12 giugno 1994                                                   11ª Dom. "B"

                                        O M E L I A

          Le due parabole del brano che abbiamo appena letto -- quella del seme e quella del granellino di sènapa -- fanno parte di un gruppo di quattro, le due altre essendo quella del seminatore (all'inizio di questo capitolo di Marco), e quella del lievito (Matteo 13:33).  Queste quattro parabole riguardano la stessa realità: cioè il fallimento incontrato da Gesù nella sua predicazione -- o, al meno, la lentezza con la quale si manifestavano i resultati della sua predica.

          Nella storia del seme, o del agricoltore paziente, il Regno di Dio è paragonato alla lenta crescita del seme fino al tempo della mietitura. Nello stesso tempo è paragonato all'inattività prolungata dell'agricoltore prima del suo lavoro febbrile durante la mietitura.  Dio è l'agricoltore che sarà attivo al tempo della messe, però che sembra non agire durante il tempo del ministero di Gesù.  Lo lascia isolato, senza successo, sempre più rigettato dai suoi.  I Giudei sfidavano Gesù, se era veramente il Messia, di far vedere i segni che annunzierebbero il Regno.  La sua risposta era che non c'erano questi segni.  Dio permette al seme di crescere lentamente. Non c'è niente da perdere nell'aspettare, perché c'è continuità fra i dolori del tempo della crescita del Regno di Dio e la sua manifestazione in pienezza.

          Poi, la parabola del granellino di sènapa nutre la fiducia in Dio, sottolineando il contrasto fra gli inizi umili del Regno e le dimensioni del suo futuro escatologico.   Con questa parabola Gesù certamente voleva dare una risposta a coloro che opponevano la debolezza dei mezzi che egli usava con la gloria del Regno aspettato.

          Con queste parabole Gesù ci chiamo una volta ancora alla pazienza:  pazienza con noi, con i nostri fratelli, con lo sviluppo lento del regno e con la nostra propria lenta crescita.  E ci rammenta che gli incidenti e i fallimenti, le ferite e la guarigione, fanno tutte parte di questo processo e gli conferiscono la sua bellezza.  Fanno parte della nostra bellezza creata, della nostra bellezza come creature.  Questo, per noi, è difficile da accettare: accettare di non essere perfetti; accettare che niente intorno a noi è perfetto; accettare che tutta la nostra vita sia un pellegrinaggio dalla nostra miseria ad uno sviluppo perfetto riservato per il tempo della mietitura.
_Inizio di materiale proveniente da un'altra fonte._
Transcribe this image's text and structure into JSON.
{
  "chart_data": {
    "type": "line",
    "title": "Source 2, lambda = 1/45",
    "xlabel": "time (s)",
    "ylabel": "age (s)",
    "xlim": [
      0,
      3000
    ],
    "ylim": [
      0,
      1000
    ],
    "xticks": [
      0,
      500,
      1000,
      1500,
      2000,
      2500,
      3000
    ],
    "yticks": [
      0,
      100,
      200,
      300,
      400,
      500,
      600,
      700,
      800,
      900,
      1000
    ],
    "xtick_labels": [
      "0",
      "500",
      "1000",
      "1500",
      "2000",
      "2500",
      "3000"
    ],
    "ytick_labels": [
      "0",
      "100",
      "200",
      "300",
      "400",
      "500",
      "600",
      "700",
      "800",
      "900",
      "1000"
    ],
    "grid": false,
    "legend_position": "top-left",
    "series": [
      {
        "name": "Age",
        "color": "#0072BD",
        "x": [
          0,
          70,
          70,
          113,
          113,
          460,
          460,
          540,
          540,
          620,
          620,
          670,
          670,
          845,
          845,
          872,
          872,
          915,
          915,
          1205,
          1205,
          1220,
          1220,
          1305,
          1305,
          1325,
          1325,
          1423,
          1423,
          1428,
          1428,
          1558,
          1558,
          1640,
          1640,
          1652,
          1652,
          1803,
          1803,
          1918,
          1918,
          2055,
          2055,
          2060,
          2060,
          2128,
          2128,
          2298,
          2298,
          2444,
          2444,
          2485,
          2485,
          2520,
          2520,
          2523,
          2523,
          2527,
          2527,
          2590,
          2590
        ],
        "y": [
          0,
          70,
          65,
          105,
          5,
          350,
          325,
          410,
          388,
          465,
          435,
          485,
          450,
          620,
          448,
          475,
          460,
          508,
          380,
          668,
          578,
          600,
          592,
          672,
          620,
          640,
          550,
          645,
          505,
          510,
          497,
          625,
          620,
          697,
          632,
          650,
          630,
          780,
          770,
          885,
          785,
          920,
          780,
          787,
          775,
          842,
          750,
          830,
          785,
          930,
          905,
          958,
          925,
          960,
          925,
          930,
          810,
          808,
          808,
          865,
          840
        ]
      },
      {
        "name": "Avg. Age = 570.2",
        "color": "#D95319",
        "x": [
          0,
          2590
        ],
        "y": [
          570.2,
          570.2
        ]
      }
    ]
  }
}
          L'armonia perfetta non è una dimensione della creazione, e dunque non è una dimensione dell'esistenza umana... anche dell'esistenza umana redenta.  La descrizione grandiosa della creazione nel libro della Genesi non ci mostra un mondo che esce dalle mani del creatore in una situazione di perfetta armonia.  Sembra al contrario che, al comando della Parola di Dio, tutti gli elementi scoppino nell'esistenza: acqua, terra, sole, luna, animali, esseri umani.  Comincia allora il loro lungo camino verso l'armonia, verso la perfezione realizzata: un processo che condurrà alla beatitudine escatologica, però attraverso suoni stridenti, incidenti, fallimenti e -- sopratutto -- aspettazione silenziosa e paziente.  Questo è precisamente la bellezza del nostro mondo creato.

          Nel vangelo di oggi Gesù stabilisce la nostra speranza nella certezza del giorno della mietitura; però ci invita anche ad accettare con pazienza il periodo di attesa.  In questa Eucaristia chiediamo gli queste due cose: speranza e pazienza.